A partir de certains exemples pris dans la société, nous pouvons néanmoins l'éclairer. Dans le système social, nous entendons et constatons la fermeture de services hospitaliers, le regroupement les réductions de personnel soignant. Equipements et personnels qui rendaient des services. Mais nous constatons, en même temps, le développement des services administratifs, des tâches administratives. Or il est bien connu que la principale fonction de l'administration consiste à créer de l'administration. Quiconque a été confronté à ces services sait qu'il a dû donner au moins dix fois (parfois beaucoup plus), les mêmes renseignements, souvent à la même personne et pour le même objet, un objet annexe ou similaire. Pourquoi ces tâches administratives, dans la plupart des cas superflues, voire carrément inutiles, se sont-elles autant développées ? Au point que la tâche réelle des services de santé, les prestations, les soins aux malades, deviennent secondaires, par rapport aux tâches administratives dont tout le monde est submergé. La principale cause est la concentration des pouvoirs et son corollaire: l'irresponsabilité. Chacun doit consacrer une partie de plus en plus importante de son temps à rendre compte, établir des rapports, dont la plupart ne sont d'ailleurs lus par personne, mais qui permettent à un responsable administratif de justifier de son pouvoir. De consentir ou refuser tel ou tel moyen demandé par une personne qui en a l'usage et sait s'en servir. Alors que lui-même en serait incapable.
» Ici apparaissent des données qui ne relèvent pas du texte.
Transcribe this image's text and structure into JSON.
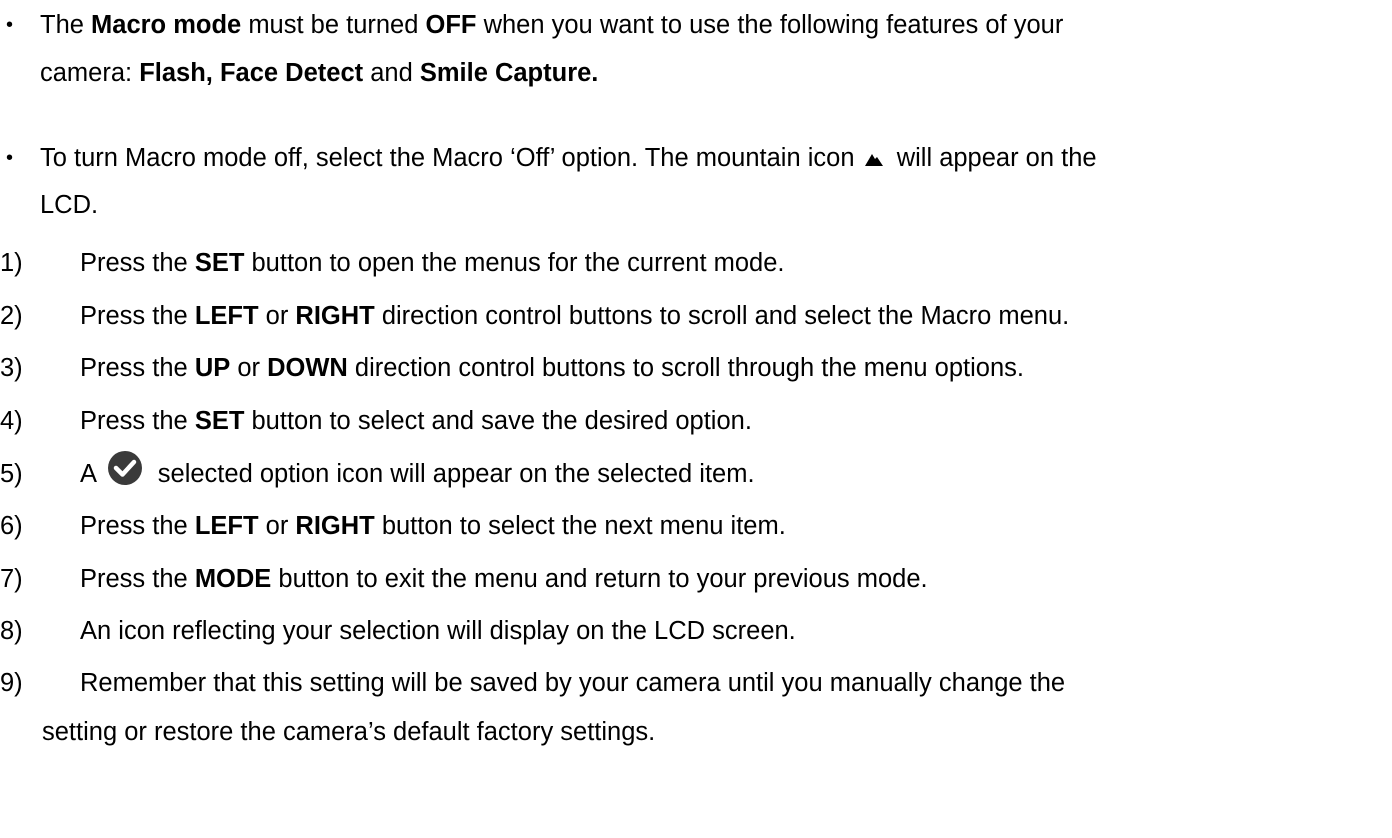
{
  "bullets": [
    {
      "lines": [
        [
          "The ",
          {
            "b": "Macro mode"
          },
          " must be turned ",
          {
            "b": "OFF"
          },
          " when you want to use the following features of your"
        ],
        [
          "camera:   ",
          {
            "b": "Flash, Face Detect"
          },
          " and ",
          {
            "b": "Smile Capture."
          }
        ]
      ]
    },
    {
      "lines": [
        [
          "To turn Macro mode off, select the Macro ‘Off’ option. The mountain icon ",
          {
            "icon": "mountain-icon"
          },
          " will appear on the"
        ],
        [
          "LCD."
        ]
      ]
    }
  ],
  "steps": [
    {
      "num": "1)",
      "lines": [
        [
          "Press the ",
          {
            "b": "SET"
          },
          " button to open the menus for the current mode."
        ]
      ]
    },
    {
      "num": "2)",
      "lines": [
        [
          "Press the ",
          {
            "b": "LEFT"
          },
          " or ",
          {
            "b": "RIGHT"
          },
          " direction control buttons to scroll and select the Macro menu."
        ]
      ]
    },
    {
      "num": "3)",
      "lines": [
        [
          "Press the ",
          {
            "b": "UP"
          },
          " or ",
          {
            "b": "DOWN"
          },
          " direction control buttons to scroll through the menu options."
        ]
      ]
    },
    {
      "num": "4)",
      "lines": [
        [
          "Press the ",
          {
            "b": "SET"
          },
          " button to select and save the desired option."
        ]
      ]
    },
    {
      "num": "5)",
      "lines": [
        [
          "A ",
          {
            "icon": "check-circle-icon"
          },
          " selected option icon will appear on the selected item."
        ]
      ]
    },
    {
      "num": "6)",
      "lines": [
        [
          "Press the ",
          {
            "b": "LEFT"
          },
          " or ",
          {
            "b": "RIGHT"
          },
          " button to select the next menu item."
        ]
      ]
    },
    {
      "num": "7)",
      "lines": [
        [
          "Press the ",
          {
            "b": "MODE"
          },
          " button to exit the menu and return to your previous mode."
        ]
      ]
    },
    {
      "num": "8)",
      "lines": [
        [
          "An icon reflecting your selection will display on the LCD screen."
        ]
      ]
    },
    {
      "num": "9)",
      "lines": [
        [
          "Remember that this setting will be saved by your camera until you manually change the"
        ],
        [
          "setting or restore the camera’s default factory settings."
        ]
      ]
    }
  ]
}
Car, autre phénomène aberrant de l'état de notre société, il est donné à des personnes incapables d'accomplir certaines tâches, le pouvoir de diriger ceux qui les maîtrisent parfaitement. Personnellement, je serais plutôt tenté de les classer dans la troisième catégorie, alors que ce sont le plus souvent parmi les mieux rémunérés.
Je ne nie pas qu'il faille une certaine administration, mais comme j'en ai eu l'expérience dans la recherche médicale au Canada, un ratio d'un administratif pour vingt-cinq soignants me semblerait largement suffisant. Si l'on compte tout ce qui gravite dans et autour du système social, du ministère aux diverses caisses, je crains qu'il y ait plus de personnel administratif que de soignants, qui vivent du système social. Ce qui me semble relever de la folie pure. Etant tout aussi clair qu'avant de réorienter ou de supprimer des postes administratifs, il faudrait rationnaliser, simplifier et réduire les tâches. Un principe simple consisterait à n'avoir à rendre compte qu'en cas de problème, d'accident ou d'échec. Ce qui permettrait de consacrer le budget de santé à ce qui est sa véritable vocation.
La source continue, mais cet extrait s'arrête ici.